ChEM-H researchers uncover role of membrane sugars in flu infection

ChEM-H graduate students reveal how the forest of sugars on a cell’s surface could help in the defense against flu infection.

BY REBECCA MCCLELLAN

The flu virus relies on using human cells to reproduce and spread. But before it even gets to the cell surface, the virus must navigate the tall, dense forest of sugar-coated proteins on the cell surface known as the glycocalyx. New research from Stanford reveals how a class of particularly bushy proteins in this forest, called mucins, could hinder the flu’s progression.

In the study, published in the Proceedings of the National Academy of Sciences on May 26, chemistry graduate students and co-lead authors Bette Webster and Corleone Delaveris made synthetic versions of wild mucins and anchored them to lab-made membranes. They found that increasing the density of mucins on the surface inhibited two major steps of influenza A infection. These findings help explain the cell’s natural response to infection and provide a foundation to better understand and treat the flu and other respiratory viruses.
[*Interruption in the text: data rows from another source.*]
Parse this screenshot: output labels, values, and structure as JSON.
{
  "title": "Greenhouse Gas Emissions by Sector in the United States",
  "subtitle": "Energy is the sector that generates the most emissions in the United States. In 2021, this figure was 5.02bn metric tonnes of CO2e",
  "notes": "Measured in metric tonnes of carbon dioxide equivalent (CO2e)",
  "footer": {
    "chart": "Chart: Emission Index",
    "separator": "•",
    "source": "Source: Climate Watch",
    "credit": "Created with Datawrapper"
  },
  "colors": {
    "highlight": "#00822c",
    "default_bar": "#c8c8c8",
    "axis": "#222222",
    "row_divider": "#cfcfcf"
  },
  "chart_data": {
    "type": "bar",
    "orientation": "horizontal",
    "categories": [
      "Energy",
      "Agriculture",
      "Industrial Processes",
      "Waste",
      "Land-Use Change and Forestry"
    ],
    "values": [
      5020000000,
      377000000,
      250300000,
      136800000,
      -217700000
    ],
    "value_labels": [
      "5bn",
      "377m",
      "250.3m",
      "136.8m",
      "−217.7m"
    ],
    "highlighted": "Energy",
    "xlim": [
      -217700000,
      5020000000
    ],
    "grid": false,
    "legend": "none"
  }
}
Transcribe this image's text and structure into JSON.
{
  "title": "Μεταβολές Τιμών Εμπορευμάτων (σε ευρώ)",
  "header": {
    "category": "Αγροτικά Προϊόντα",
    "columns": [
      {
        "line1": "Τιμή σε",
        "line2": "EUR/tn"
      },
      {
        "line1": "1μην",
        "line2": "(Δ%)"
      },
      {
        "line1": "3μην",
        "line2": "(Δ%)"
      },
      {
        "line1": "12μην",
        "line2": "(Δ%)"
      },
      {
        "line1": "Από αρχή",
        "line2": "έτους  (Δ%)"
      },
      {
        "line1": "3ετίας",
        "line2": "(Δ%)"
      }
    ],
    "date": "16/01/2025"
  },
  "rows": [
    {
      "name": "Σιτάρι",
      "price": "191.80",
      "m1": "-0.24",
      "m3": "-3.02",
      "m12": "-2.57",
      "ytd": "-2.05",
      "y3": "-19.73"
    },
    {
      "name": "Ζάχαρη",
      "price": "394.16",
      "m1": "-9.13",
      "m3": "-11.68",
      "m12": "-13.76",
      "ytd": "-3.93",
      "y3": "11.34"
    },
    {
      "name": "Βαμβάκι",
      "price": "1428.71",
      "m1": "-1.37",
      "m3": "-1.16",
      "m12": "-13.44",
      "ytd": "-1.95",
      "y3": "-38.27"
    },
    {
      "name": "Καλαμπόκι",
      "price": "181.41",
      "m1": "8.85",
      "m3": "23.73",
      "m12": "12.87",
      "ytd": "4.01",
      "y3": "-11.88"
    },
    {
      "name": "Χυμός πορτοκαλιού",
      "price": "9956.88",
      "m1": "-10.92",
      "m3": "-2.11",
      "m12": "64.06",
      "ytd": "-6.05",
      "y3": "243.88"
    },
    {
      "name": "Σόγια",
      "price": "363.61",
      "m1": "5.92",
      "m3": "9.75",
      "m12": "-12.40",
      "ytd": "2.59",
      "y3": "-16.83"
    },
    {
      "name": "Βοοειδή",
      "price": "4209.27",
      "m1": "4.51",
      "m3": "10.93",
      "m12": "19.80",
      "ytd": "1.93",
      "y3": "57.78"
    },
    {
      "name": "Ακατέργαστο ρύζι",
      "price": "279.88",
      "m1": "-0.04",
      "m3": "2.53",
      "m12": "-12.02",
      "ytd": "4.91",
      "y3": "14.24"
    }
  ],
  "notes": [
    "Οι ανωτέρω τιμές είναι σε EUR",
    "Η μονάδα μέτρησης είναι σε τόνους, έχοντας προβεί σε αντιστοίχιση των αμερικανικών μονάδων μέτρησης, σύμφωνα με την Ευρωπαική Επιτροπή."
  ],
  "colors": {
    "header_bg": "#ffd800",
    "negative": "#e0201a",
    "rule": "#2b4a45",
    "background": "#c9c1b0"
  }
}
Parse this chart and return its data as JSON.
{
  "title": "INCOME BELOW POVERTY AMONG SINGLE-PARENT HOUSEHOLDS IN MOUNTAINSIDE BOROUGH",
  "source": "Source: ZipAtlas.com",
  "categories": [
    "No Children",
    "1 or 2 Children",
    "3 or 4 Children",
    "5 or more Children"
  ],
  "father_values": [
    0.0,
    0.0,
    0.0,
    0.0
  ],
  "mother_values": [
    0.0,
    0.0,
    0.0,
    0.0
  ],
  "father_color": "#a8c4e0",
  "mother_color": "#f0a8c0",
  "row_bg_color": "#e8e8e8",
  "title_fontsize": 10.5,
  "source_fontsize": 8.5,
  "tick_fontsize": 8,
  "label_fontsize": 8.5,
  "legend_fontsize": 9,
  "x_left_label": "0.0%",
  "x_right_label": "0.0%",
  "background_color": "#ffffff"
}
“This fundamental research gives us and other scientists a leg-up in being able to develop treatments for the flu and other viruses,” said Webster. “How do you treat a virus if you don’t know how it’s infecting a cell? And how do you improve an existing therapy if you don’t know why it’s working?”

Webster, a student in the lab of chemistry professor Steven Boxer, and Delaveris, a student in the lab of Baker Family Co-Director of Stanford ChEM-H Carolyn Bertozzi, began collaborating after a conversation over breakfast at the 2017 Chemistry-Biology Interface Retreat. The pair recognized their shared interest in how mucins on cell membranes affect viral infection.

Mucins drew their interest for two big reasons. First, when cells are infected with viruses, they often begin making a lot more mucins. Though the genes involved in the process have mostly been identified, why cells do this is unknown. Second, mucins often contain a specific sugar, called sialic acid, that could tether the virus to a cell and help position it to bind to receptors on the cell surface.

Once a virus is successfully bound, the cell membrane folds back on itself to swallow the virus, along with the mucins and other cell surface sugars in the vicinity, to make a small bubble inside the cell, called an endosome. In the next vital step for viral infection, the virus fuses with the shell of this endosome to release its genetic material into the cell.

The researchers wanted to deconvolute the ways that the length of mucins, their density on the surface, and the amount of sialic acid could each help or inhibit membrane binding and fusion. Wild mucins are structurally varied in how long they are and what sugars decorate their branches, so the team made a series of short and long mucins that either contained or lacked sialic acid. They then planted them sparsely or densely on their membrane mimics and introduced the flu virus to watch binding and fusion separately.

They found that a dense coat of mucins hindered binding and slowed down fusion. While the exact density needed to cause these changes varied based on the length of individual mucins, they observed these virus-impeding shifts in both short and long mucins.

Further experiments showed that when there is ample space between them, mucins of various lengths can relax on themselves and settle atop the cell surface resulting in a thin mucin coat. When the mucins are planted close together, however, they extend straighter from the surface and create a thicker barrier that the incoming virus must navigate. Combined with previous research, this finding supports a theory that cells make more mucins in response to infection to make a thicker barrier that impedes the flu virus during binding and fusion.

“What’s amazing is that we’ve found evidence for how a cell protects itself from infection,” said Delaveris. “Protection mechanisms, like bulking up the glycocalyx in this case, can instruct therapeutic design in the future.”

The researchers hope that their method and findings will help in tackling other viruses that infect individuals through places like the lungs and respiratory tracts, which have mucin-rich mucous coatings. “There is increasing interest in the mechanisms by which respiratory viruses make their first point of contact with their hosts,” said Bertozzi. “What we learned from these studies of flu virus may have relevance to other viruses that must navigate a mucus layer while engaging cell surface ligands, including SARS-CoV-2”

 

Webster is a Chemistry-Biology Interface trainee and a fellow through the Center for Molecular Analysis and Design. Delaveris was supported through a Stanford Interdisciplinary Graduate Fellowship affiliated with ChEM-H. Boxer is the Camille Dreyfus Professor of Chemistry in the School of Humanities and Sciences and a member of Stanford ChEM-H, Stanford Bio-X and the Wu Tsai Neurosciences Institute. Bertozzi is the Anne T. and Robert M. Bass Professor in the School of Humanities and Sciences; a member of Stanford Bio-X, the Wu Tsai Neurosciences Institute, the Stanford Cancer Institute and the Maternal & Child Health Research Institute (MCHRI); and an Investigator at the Howard Hughes Medical Institute. Other Stanford co-authors include Steven Banik.